Basta tekrarladigim gibi bu PKK hareketini sosyolojik açidan açiklamaz, ancak yapisini, hedeflerini anlamakta ve geçmisi sorgulama açisindan (gelecege bakabilmek için) bize önemli bir perspektif saglar.
PKK yenildigi için, Suriye Öcalan’i harcadi. Öcalan itirafçi oldugu için PKK yenilmedi; PKK yenildigi için, kullanilan kart olma özelligini yitirdigi için Öcalan harcandi.

El Muhababerat ya da başka bir servis, Kürtlerin kazanması için değil, yeterince ölmesi, öldürmesi, ekonomoyi bozması için, su savaşı, uyuşturucu trafiğini kontrol, sınır sorunu vs şeylerde kart olarak kullanmak için yardım eder. Kendi ülkesinin Kürtlerini insan olarak dahi görmeyen bir devletin, Kürtlerin özgürlüğünü istemeyeceği açıktır. Bu , bölgedeki, bütün devletler için ortak çıkardır. Her ülke, başka ülkenin Kürtlerini destekler, ama başarı kazanmasını istemez.

W. Christopher ya da başkaları Öcalan'la görüşmüş olabilir. Bu işler biraz da, "tavşana kaç, tazıya tut" işidir. Yani, ABD hem Türkiye'yi destekleyebilir, hem de Öcalan'a destek verebilir ve böylece iki tarafı da, işinize geldiğiniz kadar ve işinize gelen konuda kullanırsınız. ABD'nin, el altından İran'a silah vermesi, Yarbay North'un üstüne yıkıldığı "Irangate" böyle bir olaydır. Nitekim, Marksist-Leninist(!) ve Sovyet Yanlısı PKK bir tek kez bile ABD tesislerine, ABD'lilere karşı eylem yapmamıştır.

Ve yine aynı ülkenin, değişik unsurları farklı taraflara destek verebilirler. Hatta, hiç bir kurum, devlet, gizli servis, ordu homojen değildir ve içinde mutlaka egemen gruba karşı, muhalif gruplar, fikirler vardır. Eşref Bitlis'in öldürülmesi böyle bir olaydır.

Gelelim Mustafa Kemal'e. Elbette Mustafa Kemal’in basarili olacagi objektif kosullar mevcuttu. Aksi zaten mümkün degildir. Burada, örnek olması açısından, sözü çok az edilen bir olguya değineyim. L. George Yunanlıları desteklerken, buna mukabil Lord Curzon ve askerlerin Mustafa Kemal'i desteklemesi, bizim açımızdan tarihin akışını değiştiren bir olgudur. Ve yine elbette, bu desteklerin, toplumsal grupların çıkarları anlamında karşılıkları vardır.
Mustafa Kemal de, fırsatları kullanacak kadar zeki birisiydi ve örneğin, İzmir İktisat Kongresi'ni, I. Lozan ile II. Lozan arasına "sıkıştırıverdi" ve Türkiye'nin yolunun kapitalist bir yol olduğunu ilan ederek, Lozan'da karşısındaki kapitalizme "güven" sağladı.
Kısacası, iç ve dış dinamiklerin uyumu sonunda başarı kazanılmıştır.

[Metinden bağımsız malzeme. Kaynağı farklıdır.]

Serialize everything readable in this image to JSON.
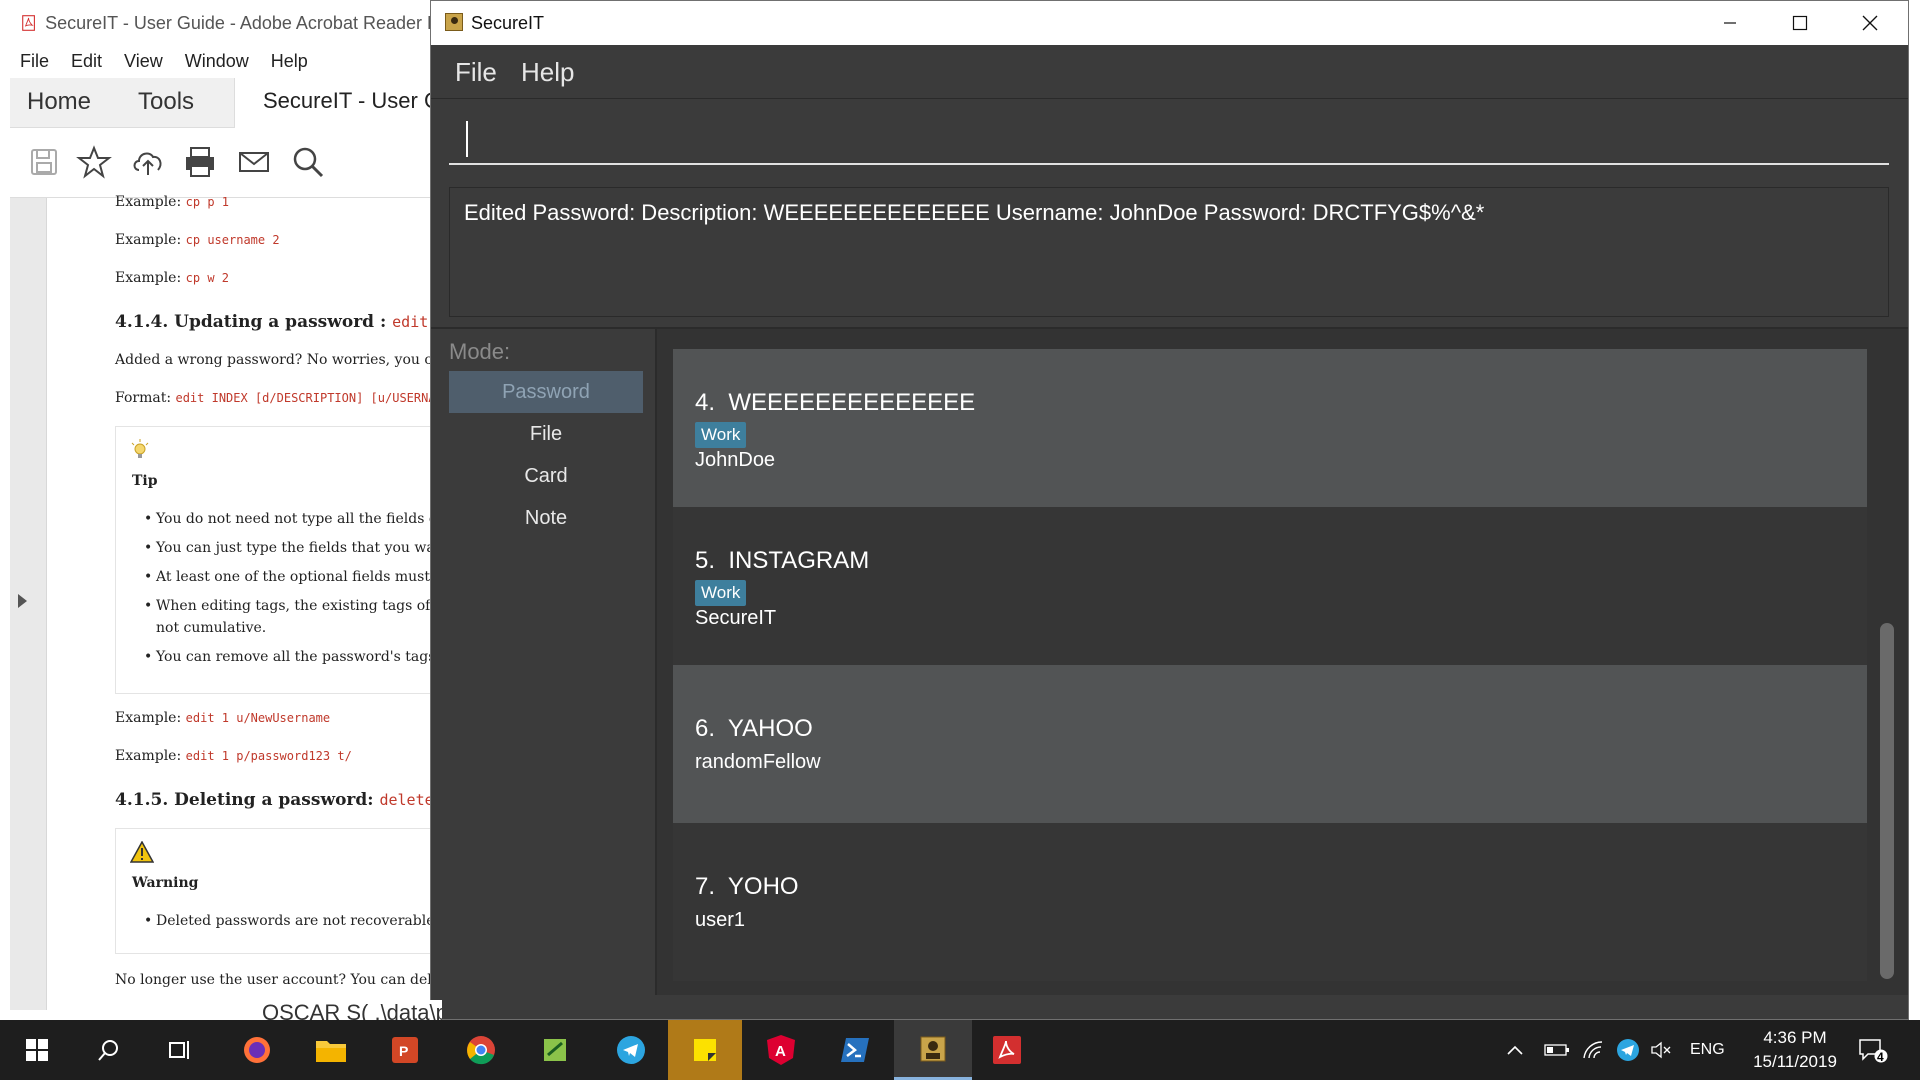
{
  "acrobat": {
    "window_title": "SecureIT - User Guide - Adobe Acrobat Reader D",
    "menu": [
      "File",
      "Edit",
      "View",
      "Window",
      "Help"
    ],
    "tabs": {
      "home": "Home",
      "tools": "Tools",
      "doc": "SecureIT - User G"
    },
    "content": {
      "ex1_prefix": "Example: ",
      "ex1_code": "cp p 1",
      "ex2_prefix": "Example: ",
      "ex2_code": "cp username 2",
      "ex3_prefix": "Example: ",
      "ex3_code": "cp w 2",
      "h414": "4.1.4. Updating a password : ",
      "h414_code": "edit",
      "p1": "Added a wrong password? No worries, you can e",
      "format_prefix": "Format: ",
      "format_code": "edit INDEX [d/DESCRIPTION] [u/USERNAME",
      "tip_title": "Tip",
      "tip_bullets": [
        "You do not need not type all the fields of th",
        "You can just type the fields that you want t",
        "At least one of the optional fields must be p",
        "When editing tags, the existing tags of the",
        "not cumulative.",
        "You can remove all the password's tags by"
      ],
      "ex4_prefix": "Example: ",
      "ex4_code": "edit 1 u/NewUsername",
      "ex5_prefix": "Example: ",
      "ex5_code": "edit 1 p/password123 t/",
      "h415": "4.1.5. Deleting a password: ",
      "h415_code": "delete",
      "warning_title": "Warning",
      "warning_bullet": "Deleted passwords are not recoverable",
      "p2": "No longer use the user account? You can delete t",
      "bottom_text": "OSCAR S( .\\data\\passwordbook.json"
    }
  },
  "secureit": {
    "window_title": "SecureIT",
    "menu": {
      "file": "File",
      "help": "Help"
    },
    "command_input": {
      "value": "",
      "placeholder": ""
    },
    "result_text": "Edited Password: Description: WEEEEEEEEEEEEEE Username: JohnDoe Password: DRCTFYG$%^&*",
    "mode_label": "Mode:",
    "modes": [
      "Password",
      "File",
      "Card",
      "Note"
    ],
    "active_mode": "Password",
    "passwords": [
      {
        "index": "4.",
        "description": "WEEEEEEEEEEEEEE",
        "tag": "Work",
        "username": "JohnDoe"
      },
      {
        "index": "5.",
        "description": "INSTAGRAM",
        "tag": "Work",
        "username": "SecureIT"
      },
      {
        "index": "6.",
        "description": "YAHOO",
        "tag": "",
        "username": "randomFellow"
      },
      {
        "index": "7.",
        "description": "YOHO",
        "tag": "",
        "username": "user1"
      }
    ]
  },
  "taskbar": {
    "tray": {
      "language": "ENG",
      "notifications": "4"
    },
    "clock": {
      "time": "4:36 PM",
      "date": "15/11/2019"
    }
  },
  "colors": {
    "secureit_bg": "#3b3b3b",
    "card_light": "#525455",
    "card_dark": "#363636",
    "tag_bg": "#3e7f9d",
    "active_mode_bg": "#4f5e6c",
    "code_red": "#c0392b",
    "taskbar_bg": "#1e1e1e"
  }
}
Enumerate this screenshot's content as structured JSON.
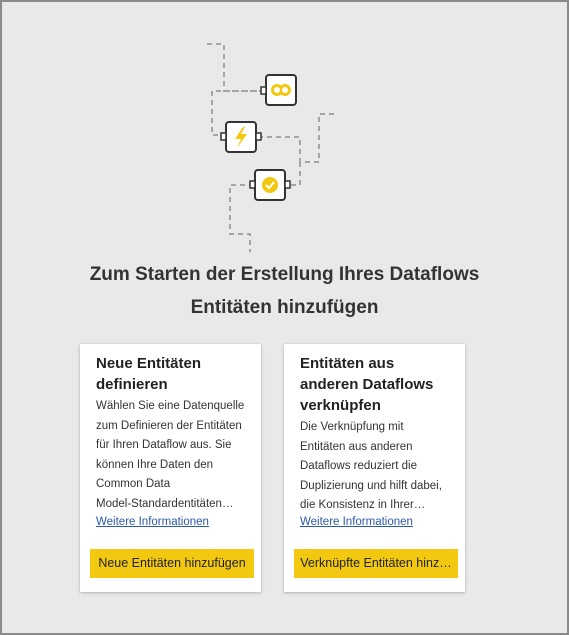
{
  "headline": {
    "line1": "Zum Starten der Erstellung Ihres Dataflows",
    "line2": "Entitäten hinzufügen"
  },
  "illustration_icons": [
    "link-icon",
    "lightning-icon",
    "checkmark-badge-icon"
  ],
  "colors": {
    "accent": "#f2c811",
    "background": "#e9e9e9",
    "link": "#2b5aa8"
  },
  "cards": [
    {
      "title": "Neue Entitäten\ndefinieren",
      "description": "Wählen Sie eine Datenquelle\nzum Definieren der Entitäten\nfür Ihren Dataflow aus. Sie\nkönnen Ihre Daten den\nCommon Data\nModel-Standardentitäten…",
      "link": "Weitere Informationen",
      "button": "Neue Entitäten hinzufügen"
    },
    {
      "title": "Entitäten aus\nanderen Dataflows\nverknüpfen",
      "description": "Die Verknüpfung mit\nEntitäten aus anderen\nDataflows reduziert die\nDuplizierung und hilft dabei,\ndie Konsistenz in Ihrer…",
      "link": "Weitere Informationen",
      "button": "Verknüpfte Entitäten hinz…"
    }
  ]
}
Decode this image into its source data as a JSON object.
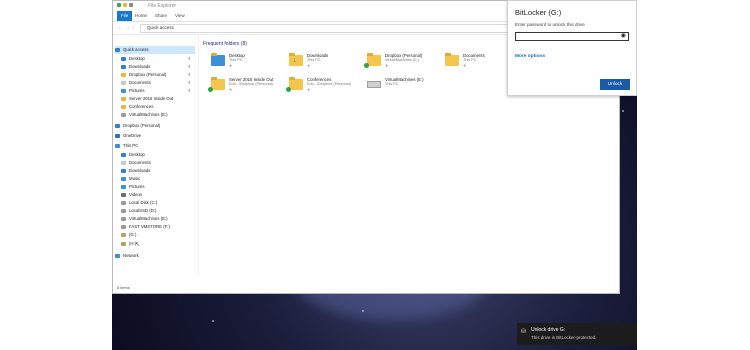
{
  "explorer": {
    "title": "File Explorer",
    "ribbon_tabs": [
      "File",
      "Home",
      "Share",
      "View"
    ],
    "address_path": "Quick access",
    "nav": {
      "quick_access": "Quick access",
      "qa_items": [
        "Desktop",
        "Downloads",
        "Dropbox (Personal)",
        "Documents",
        "Pictures",
        "Server 2016 Inside Out",
        "Conferences",
        "VirtualMachines (E:)"
      ],
      "dropbox": "Dropbox (Personal)",
      "onedrive": "OneDrive",
      "this_pc": "This PC",
      "pc_items": [
        "Desktop",
        "Documents",
        "Downloads",
        "Music",
        "Pictures",
        "Videos",
        "Local Disk (C:)",
        "LocalSSD (D:)",
        "VirtualMachines (E:)",
        "FAST VMSTORE (F:)",
        "(G:)",
        "(H:)"
      ],
      "network": "Network"
    },
    "frequent_header": "Frequent folders (8)",
    "folders": [
      {
        "name": "Desktop",
        "sub": "This PC"
      },
      {
        "name": "Downloads",
        "sub": "This PC"
      },
      {
        "name": "Dropbox (Personal)",
        "sub": "VirtualMachines (E:)"
      },
      {
        "name": "Documents",
        "sub": "This PC"
      },
      {
        "name": "Server 2016 Inside Out",
        "sub": "Edu...\\Dropbox (Personal)"
      },
      {
        "name": "Conferences",
        "sub": "Edu...\\Dropbox (Personal)"
      },
      {
        "name": "VirtualMachines (E:)",
        "sub": "This PC"
      }
    ],
    "status": "8 items"
  },
  "bitlocker": {
    "title": "BitLocker (G:)",
    "prompt": "Enter password to unlock this drive",
    "eye_icon": "eye-icon",
    "more_options": "More options",
    "unlock_label": "Unlock"
  },
  "toast": {
    "title": "Unlock drive G:",
    "body": "This drive is BitLocker-protected."
  }
}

Bunu, Marksist söylemle soyutlarsak, üretim araçlarına sahip olanlar, siyasi yapının liderini, karakterini çizmiş; siyaset de üretim ilişkilerini netleştirmiş, daha sonra bu üretim ilişkileri de siyaseti şekillendirmiştir. Bu karşılıklı ilişki hiç bitmez.